Kebanyakan calon penumpang ingin turun di Malioboro. Duh, pantas saja Malioboro padet-det-det. Dari aksennya pula, beberapa calon penumpang seperti berasal dari luar Jogja. Yah, di musim mudik seperti ini sepertinya warga Jogja (baca: aku!) juga harus ekstra sabar menghadapi perilaku turis lokal yang baru pertama kali datang ke Jogja.
Sabar nggak hanya di bulan Puasa saja.
Setelah dua kali melewatkan bus Trans Jogja yang semestinya aku naiki, akhirnya aku bisa masuk ke halte yang kini lumayan lenggang. Di dalam, ada seorang cewek bule yang lagi ngobrol sama calon penumpang. Mulanya aku nggak tertarik nimbrung. Tapi kemudian cewek bule itu nanya ke aku perihal arah ke Taman Budaya. Oalah...

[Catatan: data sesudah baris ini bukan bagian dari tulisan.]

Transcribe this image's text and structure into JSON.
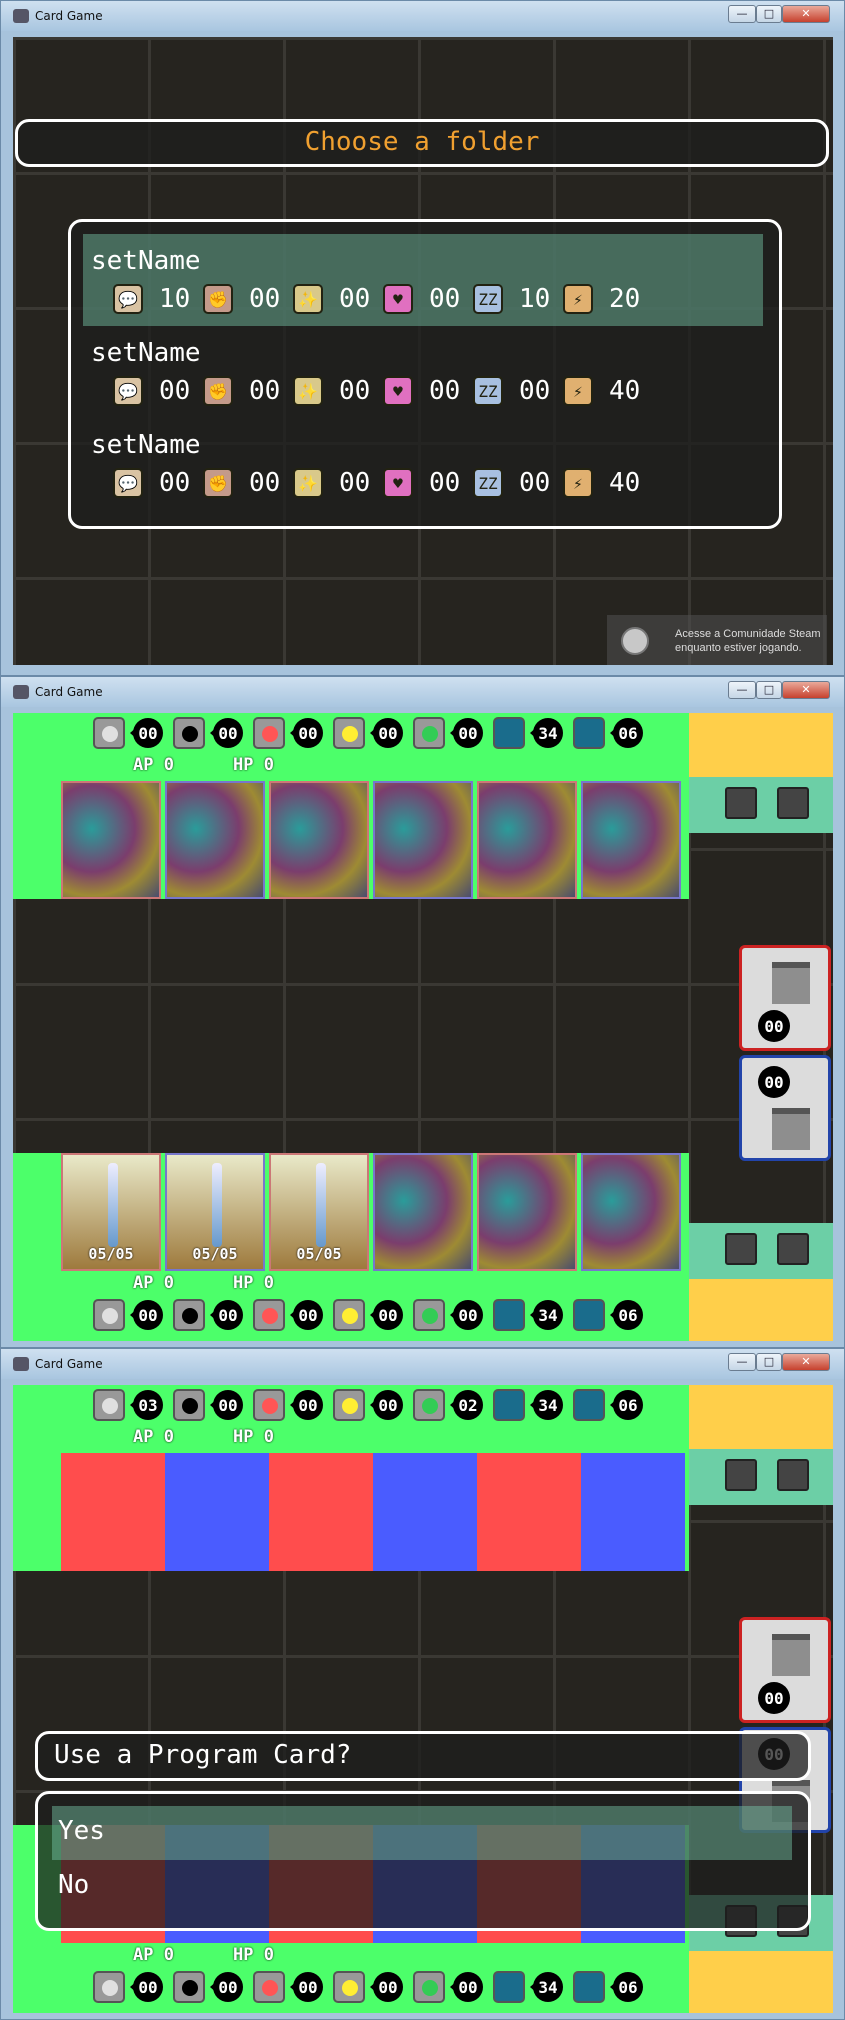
{
  "window_title": "Card Game",
  "win_buttons": {
    "min": "—",
    "max": "□",
    "close": "✕"
  },
  "s1": {
    "title": "Choose a folder",
    "folders": [
      {
        "name": "setName",
        "values": [
          "10",
          "00",
          "00",
          "00",
          "10",
          "20"
        ],
        "selected": true
      },
      {
        "name": "setName",
        "values": [
          "00",
          "00",
          "00",
          "00",
          "00",
          "40"
        ],
        "selected": false
      },
      {
        "name": "setName",
        "values": [
          "00",
          "00",
          "00",
          "00",
          "00",
          "40"
        ],
        "selected": false
      }
    ],
    "element_icons": [
      "speech-icon",
      "claw-icon",
      "star-swirl-icon",
      "heart-icon",
      "sleep-icon",
      "lightning-icon"
    ],
    "element_glyphs": [
      "💬",
      "✊",
      "✨",
      "♥",
      "ZZ",
      "⚡"
    ],
    "element_colors": [
      "#d9c3a3",
      "#c49a8a",
      "#d9c98a",
      "#e070c0",
      "#a8c0e0",
      "#e0b070"
    ],
    "steam_text": [
      "Acesse a Comunidade Steam",
      "enquanto estiver jogando."
    ]
  },
  "s2": {
    "top_counts": [
      "00",
      "00",
      "00",
      "00",
      "00",
      "34",
      "06"
    ],
    "bottom_counts": [
      "00",
      "00",
      "00",
      "00",
      "00",
      "34",
      "06"
    ],
    "ap_label": "AP 0",
    "hp_label": "HP 0",
    "sword_label": "05/05",
    "trash_counts": [
      "00",
      "00"
    ]
  },
  "s3": {
    "top_counts": [
      "03",
      "00",
      "00",
      "00",
      "02",
      "34",
      "06"
    ],
    "bottom_counts": [
      "00",
      "00",
      "00",
      "00",
      "00",
      "34",
      "06"
    ],
    "ap_label": "AP 0",
    "hp_label": "HP 0",
    "trash_counts": [
      "00",
      "00"
    ],
    "prompt": "Use a Program Card?",
    "options": [
      "Yes",
      "No"
    ]
  },
  "orb_colors": [
    "#e0e0e0",
    "#000000",
    "#ff5555",
    "#ffee33",
    "#33cc55"
  ],
  "colors": {
    "field_green": "#4cff6a",
    "yellow": "#ffcf4a",
    "teal": "#6ccfa6",
    "red_card": "#ff4d4d",
    "blue_card": "#4a5cff",
    "orange_title": "#f0a030"
  }
}
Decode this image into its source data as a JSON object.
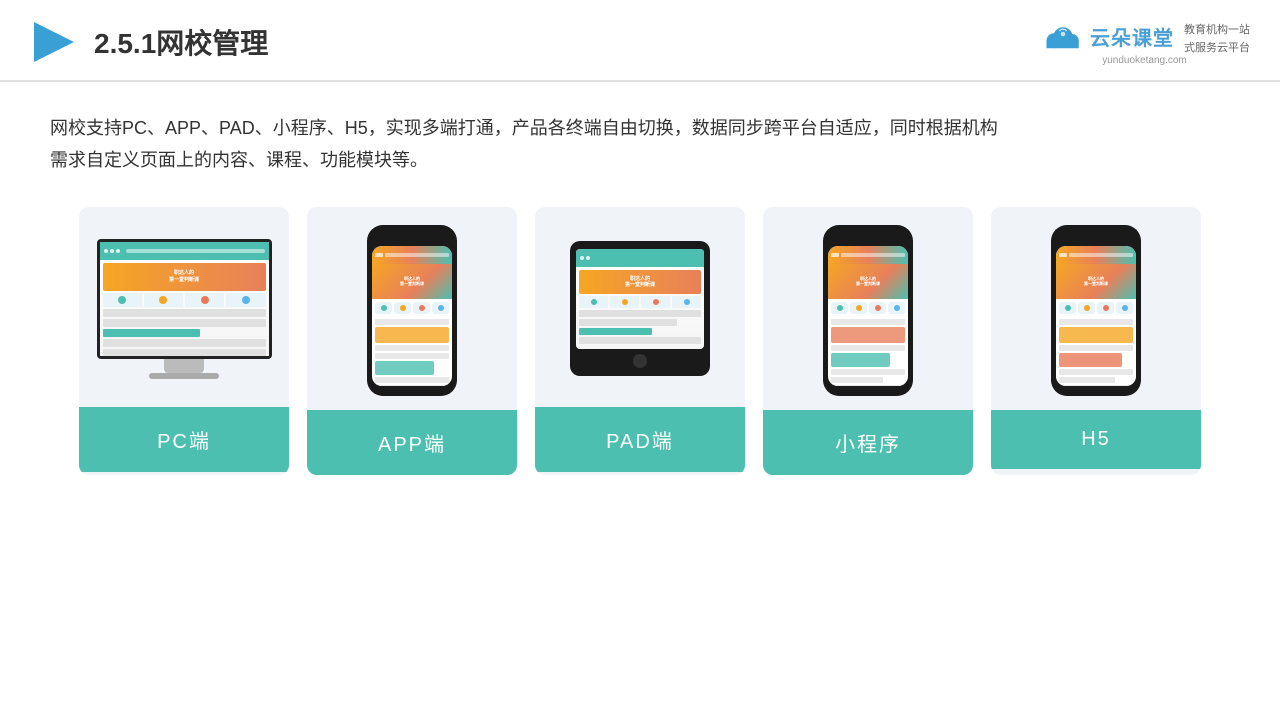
{
  "header": {
    "title": "2.5.1网校管理",
    "logo_main": "云朵课堂",
    "logo_url": "yunduoketang.com",
    "logo_tagline_line1": "教育机构一站",
    "logo_tagline_line2": "式服务云平台"
  },
  "description": {
    "text_line1": "网校支持PC、APP、PAD、小程序、H5，实现多端打通，产品各终端自由切换，数据同步跨平台自适应，同时根据机构",
    "text_line2": "需求自定义页面上的内容、课程、功能模块等。"
  },
  "cards": [
    {
      "id": "pc",
      "label": "PC端"
    },
    {
      "id": "app",
      "label": "APP端"
    },
    {
      "id": "pad",
      "label": "PAD端"
    },
    {
      "id": "miniprogram",
      "label": "小程序"
    },
    {
      "id": "h5",
      "label": "H5"
    }
  ],
  "colors": {
    "teal": "#4cbfb0",
    "accent_orange": "#f5a623",
    "bg_card": "#f0f4f8",
    "text_dark": "#333333",
    "border": "#e0e0e0"
  }
}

Terus kenalan deh. Namanya Jeane dari Italia. Dia pernah tinggal di Surabaya jadi lumayan fasih bahasa Indonesia. Dia bilang seneng jalan-jalan di Jogja. Dia jalan-jalan seorang diri dan selama ini belum pernah ada yang ngusilin dia. Dia ke Taman Budaya rencananya mau nonton sandiwara Putri Cina.

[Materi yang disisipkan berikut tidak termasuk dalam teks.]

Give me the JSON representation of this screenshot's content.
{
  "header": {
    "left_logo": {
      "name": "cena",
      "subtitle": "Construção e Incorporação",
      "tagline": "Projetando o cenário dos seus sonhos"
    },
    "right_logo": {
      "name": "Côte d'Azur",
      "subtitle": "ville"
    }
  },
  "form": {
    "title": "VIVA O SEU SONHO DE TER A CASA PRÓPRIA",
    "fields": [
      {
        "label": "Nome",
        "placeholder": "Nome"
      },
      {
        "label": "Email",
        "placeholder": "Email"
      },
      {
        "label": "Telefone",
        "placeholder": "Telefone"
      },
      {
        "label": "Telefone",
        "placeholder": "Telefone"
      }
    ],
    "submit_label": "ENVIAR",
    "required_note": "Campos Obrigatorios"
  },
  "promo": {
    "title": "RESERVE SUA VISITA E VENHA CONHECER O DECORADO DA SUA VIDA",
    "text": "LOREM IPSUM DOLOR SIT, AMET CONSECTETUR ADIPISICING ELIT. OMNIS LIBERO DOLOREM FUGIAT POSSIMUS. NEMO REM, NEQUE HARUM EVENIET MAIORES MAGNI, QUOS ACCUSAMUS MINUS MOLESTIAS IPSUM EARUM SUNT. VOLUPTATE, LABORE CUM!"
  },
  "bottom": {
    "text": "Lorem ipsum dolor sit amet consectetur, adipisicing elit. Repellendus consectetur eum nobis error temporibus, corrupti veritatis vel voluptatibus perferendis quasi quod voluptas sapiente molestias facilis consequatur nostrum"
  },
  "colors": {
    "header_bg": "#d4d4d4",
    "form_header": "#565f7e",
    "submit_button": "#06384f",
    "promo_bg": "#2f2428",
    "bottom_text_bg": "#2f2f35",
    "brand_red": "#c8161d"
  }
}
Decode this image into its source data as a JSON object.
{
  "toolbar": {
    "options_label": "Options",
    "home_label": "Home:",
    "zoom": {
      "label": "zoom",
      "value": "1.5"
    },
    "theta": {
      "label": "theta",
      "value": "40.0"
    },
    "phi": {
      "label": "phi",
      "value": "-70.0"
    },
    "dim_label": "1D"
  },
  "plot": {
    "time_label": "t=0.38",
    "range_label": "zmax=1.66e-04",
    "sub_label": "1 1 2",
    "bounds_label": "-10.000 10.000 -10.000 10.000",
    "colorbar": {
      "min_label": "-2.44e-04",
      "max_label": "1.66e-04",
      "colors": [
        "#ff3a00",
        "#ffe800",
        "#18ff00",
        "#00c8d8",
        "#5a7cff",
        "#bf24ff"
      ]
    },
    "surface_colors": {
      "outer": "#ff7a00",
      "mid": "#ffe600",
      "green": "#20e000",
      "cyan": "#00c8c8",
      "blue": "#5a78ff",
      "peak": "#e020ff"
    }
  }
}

Harus lebih pe-de lagi ngobrol sama bule, biar mereka tahu obyek menarik di Jogja.
Aku pisah dengan Jeane, soalnya dia naik bus jalur 3A sementara aku 3B. Perjalanan bus berlangsung lancar. Namun, selepas halte Museum Perjuangan, bus mendadak berhenti. Pak supir serta-merta keluar dari bus dan berjalan terburu-buru. Ada apa gerangan?

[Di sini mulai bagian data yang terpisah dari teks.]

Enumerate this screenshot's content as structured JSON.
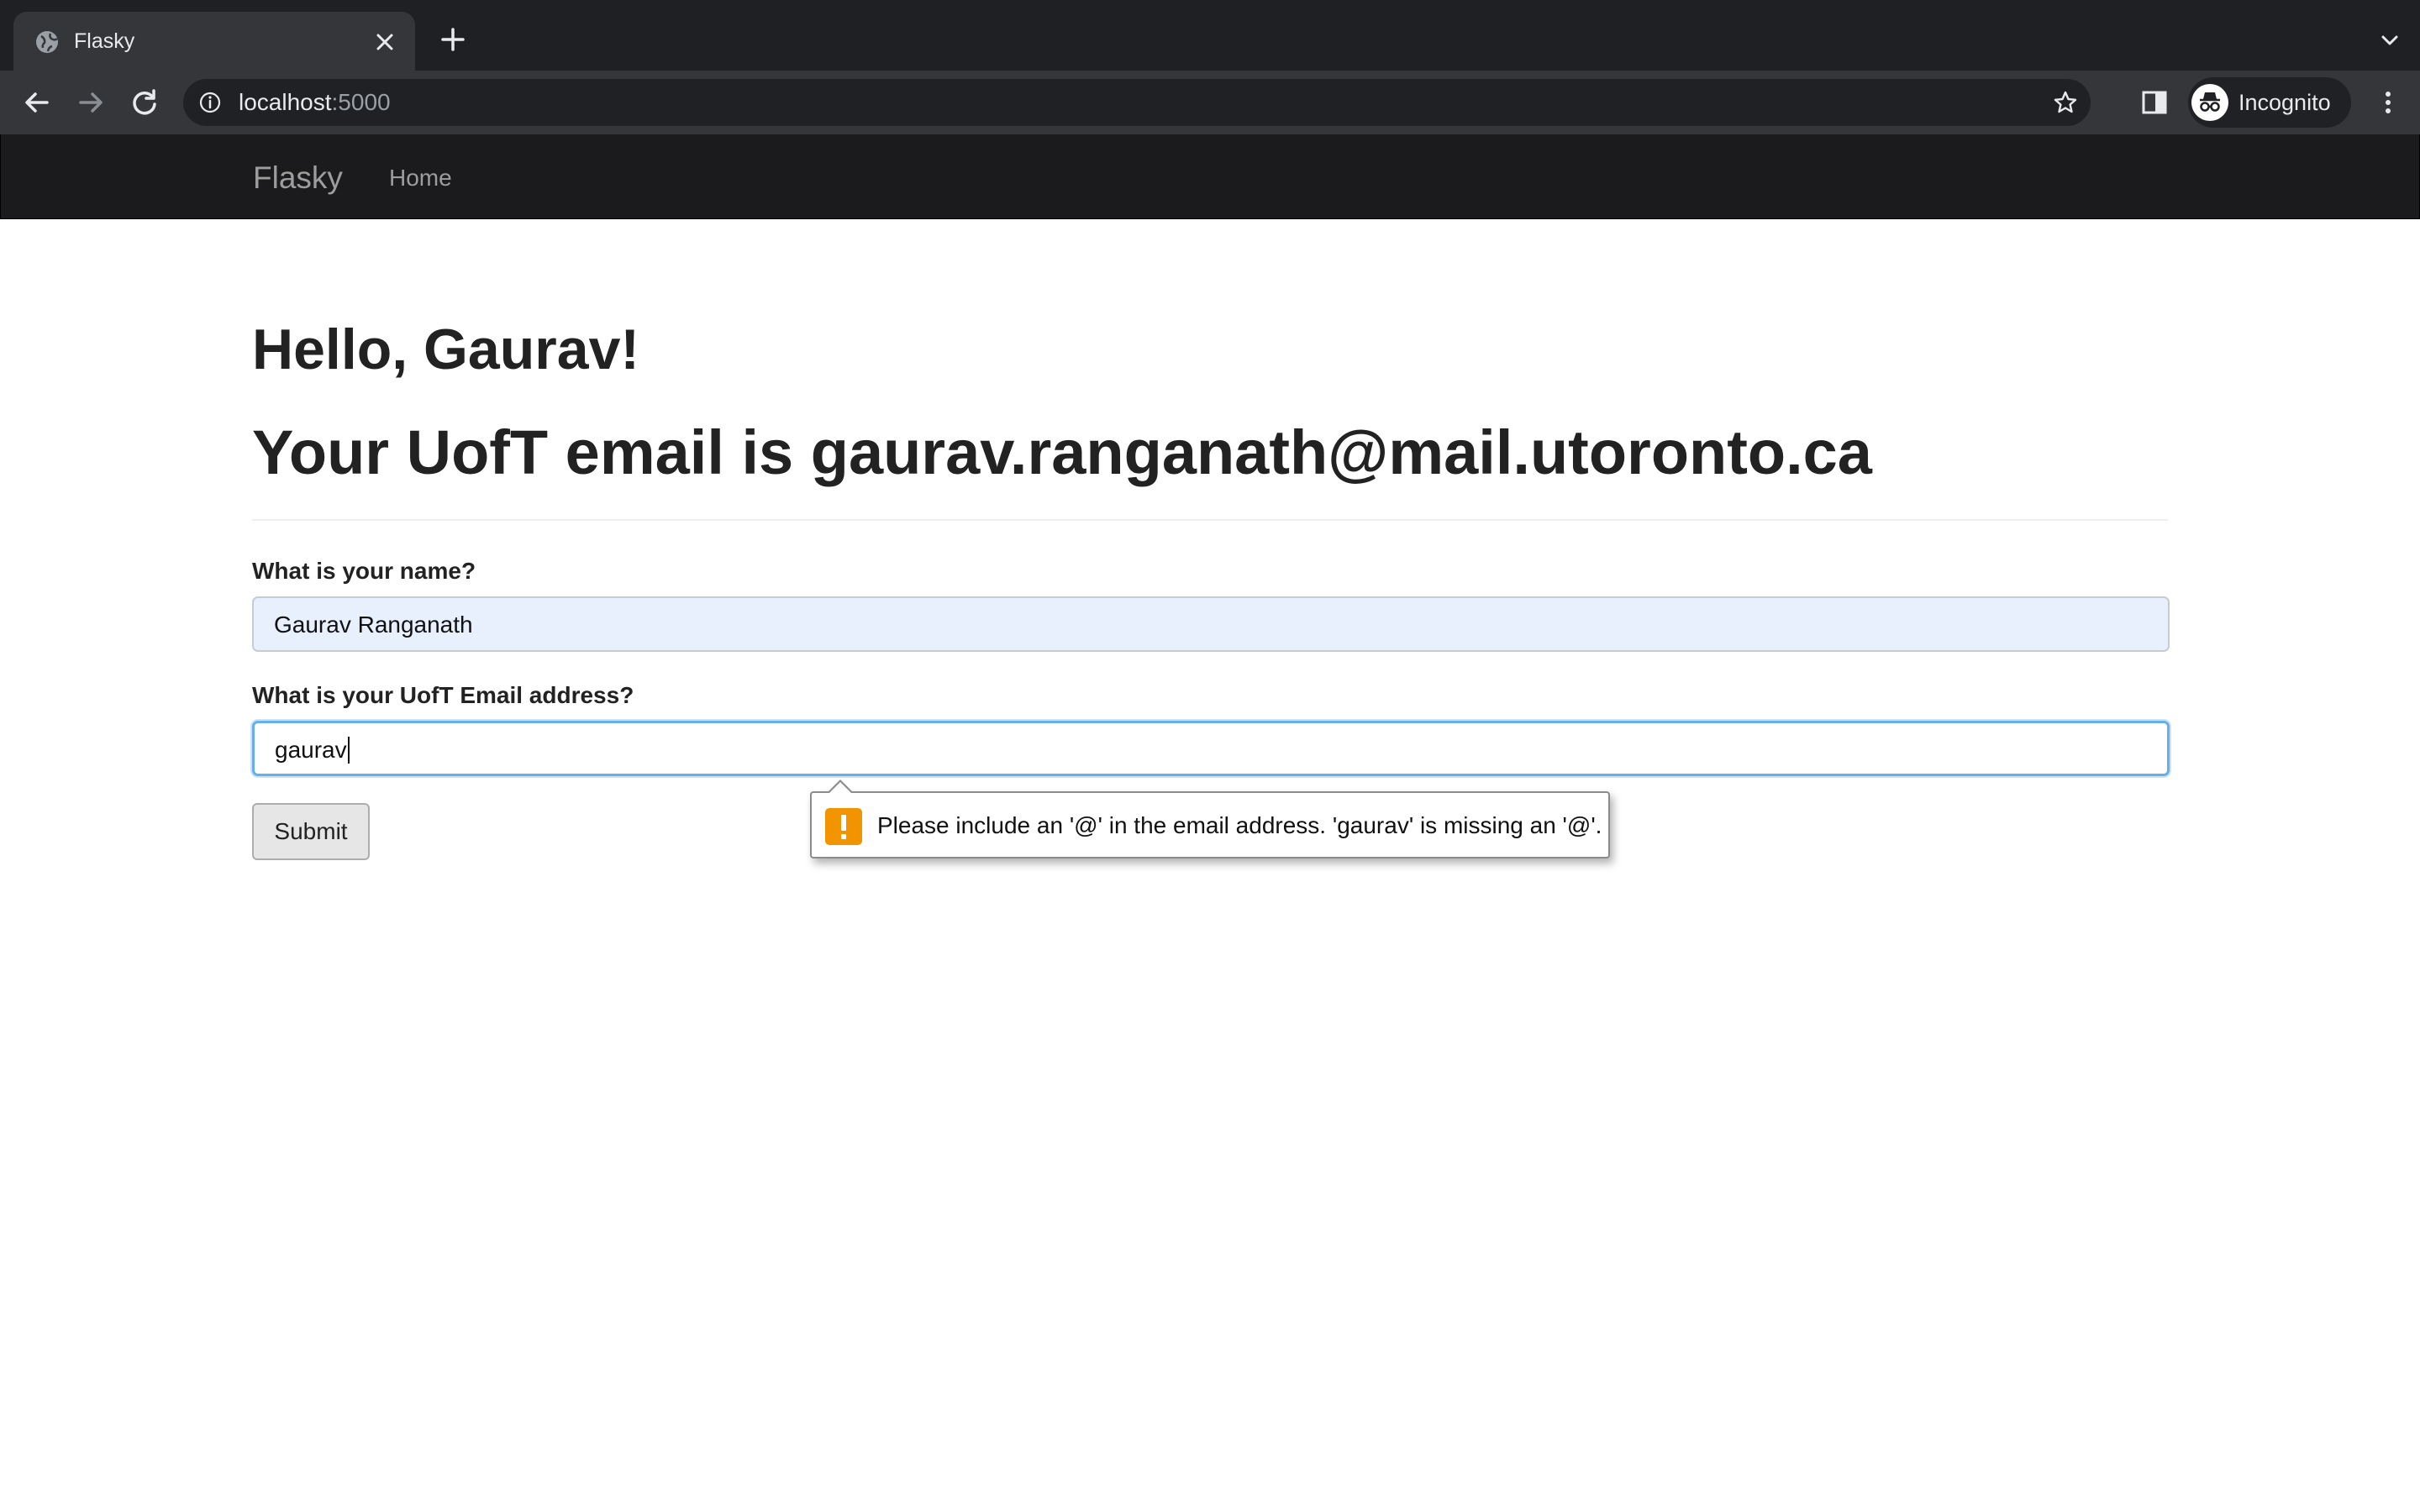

Aku tanya ke mbak petugas, dan dijawab kalau pak supir hendak menunaikan salat Magrib? Hah? Emang ada mbak peraturan pak sopir boleh kayak gitu? Boleh mas, selama waktunya masih memungkinkan. Hooo...
Kalau dipikir-pikir, gimana ya cara supir bus meluangkan waktu untuk salat? Toh, nggak bisa dijamak. Hitungannya kan nggak sedang berpergian jauh. Dengan masih terheran-heran, aku dikagetkan oleh naiknya seorang simbah dari pintu di samping kiri supir. Kok boleh? Padahal bus sedang tidak berhenti di halte? Wedalah...
Sepertinya hukum di Indonesia masih "fleksibel", yaitu bisa "dilanggar" tergantung situasi-kondisi...hmm...
Di H+3 lebaran aku mengalami beberapa peristiwa unik. Yah, setidaknya tak diperumit dengan susahnya mencari makan seperti tahun lalu.
NIMBRUNG DI SINI
hanya saja cari makan yang ramah kantong agak susah...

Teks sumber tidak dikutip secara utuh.